Roy and Diana Vagelos Division of Biology and Biomedical Sciences, Washington University in St. Louis, St. Louis, MO 63110, United States.
Institute for Informatics, Data Science and Biostatistics (I2DB), Washington University School of Medicine, St. Louis, MO 63110, United States.
J Am Med Inform Assoc. 2024 Oct 1;31(10):2228-2235. doi: 10.1093/jamia/ocae171.
To develop and validate a novel measure, action entropy, for assessing the cognitive effort associated with electronic health record (EHR)-based work activities.
EHR-based audit logs of attending physicians and advanced practice providers (APPs) from four surgical intensive care units in 2019 were included.

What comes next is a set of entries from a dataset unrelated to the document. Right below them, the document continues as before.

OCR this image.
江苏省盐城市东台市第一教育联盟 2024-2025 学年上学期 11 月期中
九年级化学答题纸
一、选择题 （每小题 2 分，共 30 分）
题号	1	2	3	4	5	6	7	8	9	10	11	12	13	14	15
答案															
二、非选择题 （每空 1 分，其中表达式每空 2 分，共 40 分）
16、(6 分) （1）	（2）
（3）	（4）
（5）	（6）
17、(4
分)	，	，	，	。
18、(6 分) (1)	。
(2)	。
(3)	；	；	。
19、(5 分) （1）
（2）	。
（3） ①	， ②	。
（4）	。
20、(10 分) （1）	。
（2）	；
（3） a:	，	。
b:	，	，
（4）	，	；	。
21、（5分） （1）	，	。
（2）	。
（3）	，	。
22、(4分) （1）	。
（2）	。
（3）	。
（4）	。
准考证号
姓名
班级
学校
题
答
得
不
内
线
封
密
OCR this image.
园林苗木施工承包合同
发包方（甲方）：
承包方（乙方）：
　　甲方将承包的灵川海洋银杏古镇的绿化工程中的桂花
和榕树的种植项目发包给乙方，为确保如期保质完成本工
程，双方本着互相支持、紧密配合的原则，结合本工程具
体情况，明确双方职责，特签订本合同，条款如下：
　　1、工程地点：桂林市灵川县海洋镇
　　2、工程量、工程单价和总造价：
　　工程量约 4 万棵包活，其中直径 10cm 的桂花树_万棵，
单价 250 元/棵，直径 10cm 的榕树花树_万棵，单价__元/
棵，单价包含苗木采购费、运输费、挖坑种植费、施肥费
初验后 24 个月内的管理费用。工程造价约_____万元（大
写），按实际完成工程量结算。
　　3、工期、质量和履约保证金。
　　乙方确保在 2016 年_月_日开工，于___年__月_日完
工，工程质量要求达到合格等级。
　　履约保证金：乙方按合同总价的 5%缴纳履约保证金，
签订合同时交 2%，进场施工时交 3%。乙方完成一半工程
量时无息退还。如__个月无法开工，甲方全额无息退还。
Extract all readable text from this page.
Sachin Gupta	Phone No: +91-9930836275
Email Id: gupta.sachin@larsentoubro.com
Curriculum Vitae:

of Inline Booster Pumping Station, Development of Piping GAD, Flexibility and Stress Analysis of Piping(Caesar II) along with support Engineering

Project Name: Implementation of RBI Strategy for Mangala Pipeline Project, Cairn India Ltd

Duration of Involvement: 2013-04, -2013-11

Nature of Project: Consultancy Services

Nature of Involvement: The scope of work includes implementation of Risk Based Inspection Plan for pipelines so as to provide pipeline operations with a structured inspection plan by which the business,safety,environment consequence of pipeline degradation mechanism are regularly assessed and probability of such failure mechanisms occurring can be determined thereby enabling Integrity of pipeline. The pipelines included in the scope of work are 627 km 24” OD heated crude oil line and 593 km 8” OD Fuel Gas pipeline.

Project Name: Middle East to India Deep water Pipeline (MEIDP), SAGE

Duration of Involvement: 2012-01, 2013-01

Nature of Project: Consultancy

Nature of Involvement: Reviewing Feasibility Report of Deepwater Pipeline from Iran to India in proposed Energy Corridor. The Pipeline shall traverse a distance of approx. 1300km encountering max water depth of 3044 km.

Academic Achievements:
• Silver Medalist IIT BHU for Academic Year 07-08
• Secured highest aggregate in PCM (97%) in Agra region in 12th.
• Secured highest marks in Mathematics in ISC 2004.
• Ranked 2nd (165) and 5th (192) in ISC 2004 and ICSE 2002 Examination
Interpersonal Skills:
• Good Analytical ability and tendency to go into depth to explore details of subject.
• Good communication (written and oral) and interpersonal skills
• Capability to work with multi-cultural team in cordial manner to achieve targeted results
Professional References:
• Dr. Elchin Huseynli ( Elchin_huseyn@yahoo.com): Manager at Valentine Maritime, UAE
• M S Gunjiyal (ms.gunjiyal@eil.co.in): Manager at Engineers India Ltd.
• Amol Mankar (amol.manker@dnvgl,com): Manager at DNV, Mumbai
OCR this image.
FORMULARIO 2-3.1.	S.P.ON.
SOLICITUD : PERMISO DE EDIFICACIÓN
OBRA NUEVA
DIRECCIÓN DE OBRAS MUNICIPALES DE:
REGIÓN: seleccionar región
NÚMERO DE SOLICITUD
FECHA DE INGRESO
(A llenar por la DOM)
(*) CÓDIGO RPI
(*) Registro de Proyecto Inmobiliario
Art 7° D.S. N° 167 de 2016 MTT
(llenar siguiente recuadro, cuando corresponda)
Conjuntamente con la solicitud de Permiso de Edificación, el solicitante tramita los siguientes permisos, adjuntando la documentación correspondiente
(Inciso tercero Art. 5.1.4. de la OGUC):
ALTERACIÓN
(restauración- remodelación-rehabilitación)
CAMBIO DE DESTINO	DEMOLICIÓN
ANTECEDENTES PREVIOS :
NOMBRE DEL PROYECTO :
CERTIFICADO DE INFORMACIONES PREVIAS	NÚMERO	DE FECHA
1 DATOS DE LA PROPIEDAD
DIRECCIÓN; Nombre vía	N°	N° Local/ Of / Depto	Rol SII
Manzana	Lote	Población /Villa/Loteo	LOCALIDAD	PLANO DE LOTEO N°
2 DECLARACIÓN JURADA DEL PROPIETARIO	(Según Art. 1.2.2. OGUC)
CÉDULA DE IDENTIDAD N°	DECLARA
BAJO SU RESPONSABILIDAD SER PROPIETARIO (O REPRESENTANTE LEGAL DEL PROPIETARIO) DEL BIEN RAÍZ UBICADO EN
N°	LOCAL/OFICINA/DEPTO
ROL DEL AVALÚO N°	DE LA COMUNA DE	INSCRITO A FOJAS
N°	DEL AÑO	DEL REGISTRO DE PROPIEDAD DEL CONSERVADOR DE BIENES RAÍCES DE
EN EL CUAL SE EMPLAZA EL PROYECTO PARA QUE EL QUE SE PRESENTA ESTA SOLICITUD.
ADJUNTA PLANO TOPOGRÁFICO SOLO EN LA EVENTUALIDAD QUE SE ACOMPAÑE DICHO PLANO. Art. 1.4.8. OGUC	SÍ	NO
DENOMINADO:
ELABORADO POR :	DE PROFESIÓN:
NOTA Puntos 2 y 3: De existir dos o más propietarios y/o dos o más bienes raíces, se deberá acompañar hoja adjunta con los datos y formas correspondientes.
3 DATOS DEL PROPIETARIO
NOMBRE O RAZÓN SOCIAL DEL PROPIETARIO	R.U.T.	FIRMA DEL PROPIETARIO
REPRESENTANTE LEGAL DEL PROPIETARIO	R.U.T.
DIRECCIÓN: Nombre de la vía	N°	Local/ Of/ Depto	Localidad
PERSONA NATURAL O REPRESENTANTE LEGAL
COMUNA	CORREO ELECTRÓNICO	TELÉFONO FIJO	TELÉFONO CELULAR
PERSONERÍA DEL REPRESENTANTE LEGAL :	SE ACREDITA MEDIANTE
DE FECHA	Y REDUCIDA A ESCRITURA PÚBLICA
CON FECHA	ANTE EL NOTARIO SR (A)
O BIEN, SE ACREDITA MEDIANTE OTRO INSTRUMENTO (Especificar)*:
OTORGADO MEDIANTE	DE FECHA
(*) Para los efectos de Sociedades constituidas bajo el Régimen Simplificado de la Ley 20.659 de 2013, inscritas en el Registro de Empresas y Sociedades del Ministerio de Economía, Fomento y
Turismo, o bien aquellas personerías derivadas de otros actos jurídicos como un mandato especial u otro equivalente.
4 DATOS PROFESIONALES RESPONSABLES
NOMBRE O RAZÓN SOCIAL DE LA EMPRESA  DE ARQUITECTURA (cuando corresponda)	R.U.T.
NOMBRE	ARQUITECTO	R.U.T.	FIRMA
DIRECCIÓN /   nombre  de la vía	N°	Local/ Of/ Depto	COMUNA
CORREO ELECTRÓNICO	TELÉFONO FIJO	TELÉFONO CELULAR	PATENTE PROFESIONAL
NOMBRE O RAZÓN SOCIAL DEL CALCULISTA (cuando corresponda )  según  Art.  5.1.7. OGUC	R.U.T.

Neural language models (LMs) were trained and validated separately for attendings' and APPs' action sequences. Action entropy was calculated as the cross-entropy associated with the predicted probability of the next action, based on prior actions. To validate the measure, a matched pairs study was conducted to assess the difference in action entropy during known high cognitive effort scenarios, namely, attention switching between patients and to or from the EHR inbox.
Sixty-five clinicians performing 5 904 429 EHR-based audit log actions on 8956 unique patients were included. All attention switching scenarios were associated with a higher action entropy compared to non-switching scenarios (P < .001), except for the from-inbox switching scenario among APPs. The highest difference among attendings was for the from-inbox attention switching: Action entropy was 1.288 (95% CI, 1.256-1.320) standard deviations (SDs) higher for switching compared to non-switching scenarios. For APPs, the highest difference was for the to-inbox switching, where action entropy was 2.354 (95% CI, 2.311-2.397) SDs higher for switching compared to non-switching scenarios.
We developed a LM-based metric, action entropy, for assessing cognitive burden associated with EHR-based actions. The metric showed discriminant validity and statistical significance when evaluated against known situations of high cognitive effort (ie, attention switching). With additional validation, this metric can potentially be used as a screening tool for assessing behavioral action phenotypes that are associated with higher cognitive burden.
An LM-based action entropy metric-relying on sequences of EHR actions-offers opportunities for assessing cognitive effort in EHR-based workflows.
开发并验证一种新的衡量标准,即动作熵,用于评估与电子健康记录 (EHR) 相关的工作活动所涉及的认知努力。
纳入了来自 2019 年四个外科重症监护病房的主治医生和高级执业医师 (APP) 的基于 EHR 的审核日志。分别为主治医生和 APP 的动作序列训练和验证神经语言模型 (LM)。动作熵是根据先前的动作,基于预测下一个动作的概率的交叉熵来计算的。为了验证该衡量标准,进行了一项配对研究,以评估在已知高认知努力场景下,即患者之间和 EHR 收件箱之间的注意力切换以及到或从 EHR 收件箱的注意力切换过程中动作熵的差异。
共纳入了 65 名在 8956 名患者上执行了 5904429 次基于 EHR 的审核日志操作的临床医生。与非切换场景相比,所有注意力切换场景都与更高的动作熵相关(P < .001),除了 APP 中的从收件箱切换场景。主治医生之间的最大差异是从收件箱到注意力切换:与非切换场景相比,切换场景下的动作熵高 1.288(95%CI,1.256-1.320)个标准差。对于 APP,最高的差异是到收件箱切换,切换场景下的动作熵高 2.354(95%CI,2.311-2.397)个标准差。
我们开发了一种基于 LM 的指标,即动作熵,用于评估与基于 EHR 的操作相关的认知负担。当该指标针对高认知努力(即注意力切换)的已知情况进行评估时,它显示出了判别有效性和统计学意义。通过进一步验证,该指标可能可作为评估与更高认知负担相关的行为动作表型的筛查工具。
基于 LM 的动作熵指标——依赖于 EHR 操作的序列——为评估基于 EHR 的工作流程中的认知努力提供了机会。